Hepatic Insufficiency: As lorlatinib is metabolized in the liver, hepatic impairment is likely to increase lorlatinib plasma concentrations. Clinical studies that were conducted excluded patients with AST or ALT >2.5 × ULN, or if due to underlying malignancy, >5.0 × ULN or with total bilirubin >1.5 × ULN. Population pharmacokinetic analyses have shown that lorlatinib exposure was not clinically meaningfully altered in patients with mild hepatic impairment (n=50). No dose adjustments are recommended for patients with mild hepatic impairment (see DOSAGE AND ADMINISTRATION). LORBRENA has not been studied in patients with moderate or severe hepatic impairment.

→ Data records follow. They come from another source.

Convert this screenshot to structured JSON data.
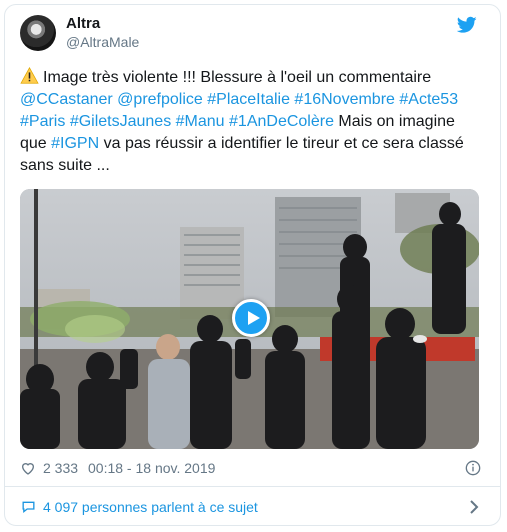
{
  "author": {
    "name": "Altra",
    "handle": "@AltraMale",
    "avatar_icon": "avatar-photo"
  },
  "tweet": {
    "warning_icon": "warning-icon",
    "lines": [
      [
        {
          "t": "Image très violente !!! Blessure à l'oeil un commentaire",
          "tag": false
        }
      ],
      [
        {
          "t": "@CCastaner",
          "tag": true
        },
        {
          "t": " ",
          "tag": false
        },
        {
          "t": "@prefpolice",
          "tag": true
        },
        {
          "t": " ",
          "tag": false
        },
        {
          "t": "#PlaceItalie",
          "tag": true
        },
        {
          "t": " ",
          "tag": false
        },
        {
          "t": "#16Novembre",
          "tag": true
        },
        {
          "t": " ",
          "tag": false
        },
        {
          "t": "#Acte53",
          "tag": true
        }
      ],
      [
        {
          "t": "#Paris",
          "tag": true
        },
        {
          "t": " ",
          "tag": false
        },
        {
          "t": "#GiletsJaunes",
          "tag": true
        },
        {
          "t": " ",
          "tag": false
        },
        {
          "t": "#Manu",
          "tag": true
        },
        {
          "t": " ",
          "tag": false
        },
        {
          "t": "#1AnDeColère",
          "tag": true
        },
        {
          "t": " Mais on imagine",
          "tag": false
        }
      ],
      [
        {
          "t": "que ",
          "tag": false
        },
        {
          "t": "#IGPN",
          "tag": true
        },
        {
          "t": " va pas réussir a identifier le tireur et ce sera classé",
          "tag": false
        }
      ],
      [
        {
          "t": "sans suite ...",
          "tag": false
        }
      ]
    ]
  },
  "media": {
    "type": "video",
    "play_icon": "play-icon"
  },
  "meta": {
    "likes": "2 333",
    "timestamp": "00:18 - 18 nov. 2019"
  },
  "conversation": {
    "label": "4 097 personnes parlent à ce sujet"
  },
  "colors": {
    "link": "#1b95e0",
    "twitter_blue": "#1da1f2",
    "text": "#14171a",
    "secondary": "#657786",
    "border": "#e1e8ed"
  }
}
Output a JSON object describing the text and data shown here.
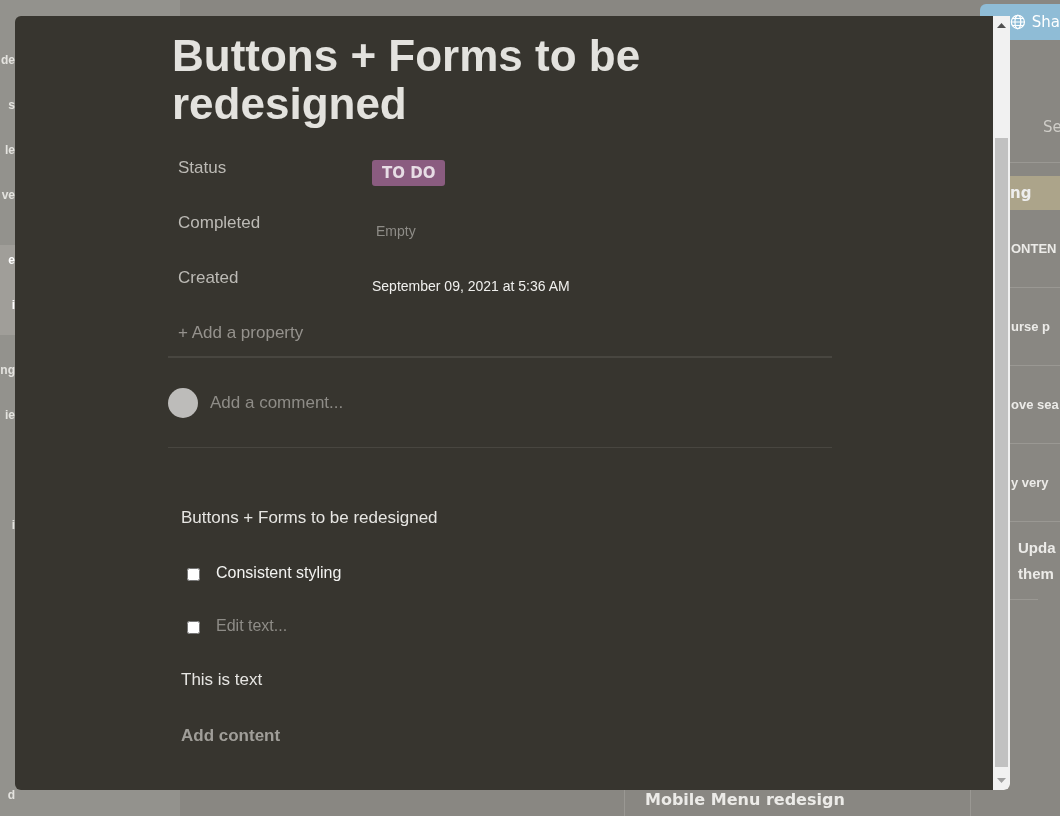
{
  "background": {
    "sidebar": [
      {
        "items": [
          {
            "label": "de",
            "selected": false
          },
          {
            "label": "s",
            "selected": false
          },
          {
            "label": "le",
            "selected": false
          },
          {
            "label": "ve",
            "selected": false
          }
        ]
      },
      {
        "items": [
          {
            "label": "e",
            "selected": true
          },
          {
            "label": "i",
            "selected": true
          }
        ]
      },
      {
        "items": [
          {
            "label": "ng",
            "selected": false
          },
          {
            "label": "ie",
            "selected": false
          }
        ]
      },
      {
        "items": [
          {
            "label": "i",
            "selected": false
          }
        ]
      },
      {
        "items": [
          {
            "label": "d",
            "selected": false
          }
        ]
      }
    ],
    "share_button": "Sha",
    "tab": "Se",
    "tag": "ng",
    "rows": [
      {
        "label": "ONTEN"
      },
      {
        "label": "urse p"
      },
      {
        "label": "ove sea"
      },
      {
        "label": "y very"
      },
      {
        "label": "Upda them"
      }
    ],
    "bottom_card": "Mobile Menu redesign"
  },
  "modal": {
    "title": "Buttons + Forms to be redesigned",
    "properties": [
      {
        "name": "Status",
        "kind": "tag",
        "value": "TO DO",
        "color": "#8a5c80"
      },
      {
        "name": "Completed",
        "kind": "empty",
        "value": "Empty"
      },
      {
        "name": "Created",
        "kind": "date",
        "value": "September 09, 2021 at 5:36 AM"
      }
    ],
    "add_property": "+ Add a property",
    "comment": {
      "placeholder": "Add a comment..."
    },
    "blocks": [
      {
        "kind": "text",
        "text": "Buttons + Forms to be redesigned"
      },
      {
        "kind": "todo",
        "text": "Consistent styling",
        "checked": false
      },
      {
        "kind": "todo",
        "placeholder": "Edit text...",
        "checked": false
      },
      {
        "kind": "text",
        "text": "This is text"
      }
    ],
    "add_content": "Add content"
  }
}
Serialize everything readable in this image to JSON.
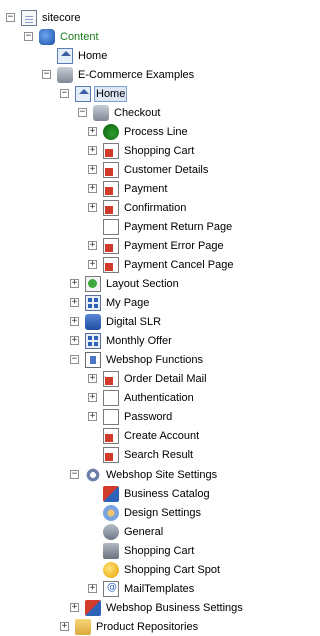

Renal Insufficiency: Less than 1% of the administered dose is detected as unchanged lorlatinib in urine. Clinical studies excluded patients with serum creatinine >1.5 × ULN or estimated CLcr <60 mL/min. Population pharmacokinetic analyses have shown that lorlatinib steady state exposure was not clinically meaningfully altered in patients with mild (n=103, CLcr: 60‑89 mL/min) or moderate renal impairment (n=41, CLcr: 30‑59 mL/min). No dose adjustments are recommended for patients with mild or moderate renal impairment (see DOSAGE AND ADMINISTRATION). Information for lorlatinib use in patients with severe renal impairment (n=1, CLcr <30 mL/min) is limited.

Storage, Stability And Disposal

Store at 15°C to 30°C in the original package to protect from light.

Special Handling Instructions

LORBRENA does not require any special handling instructions.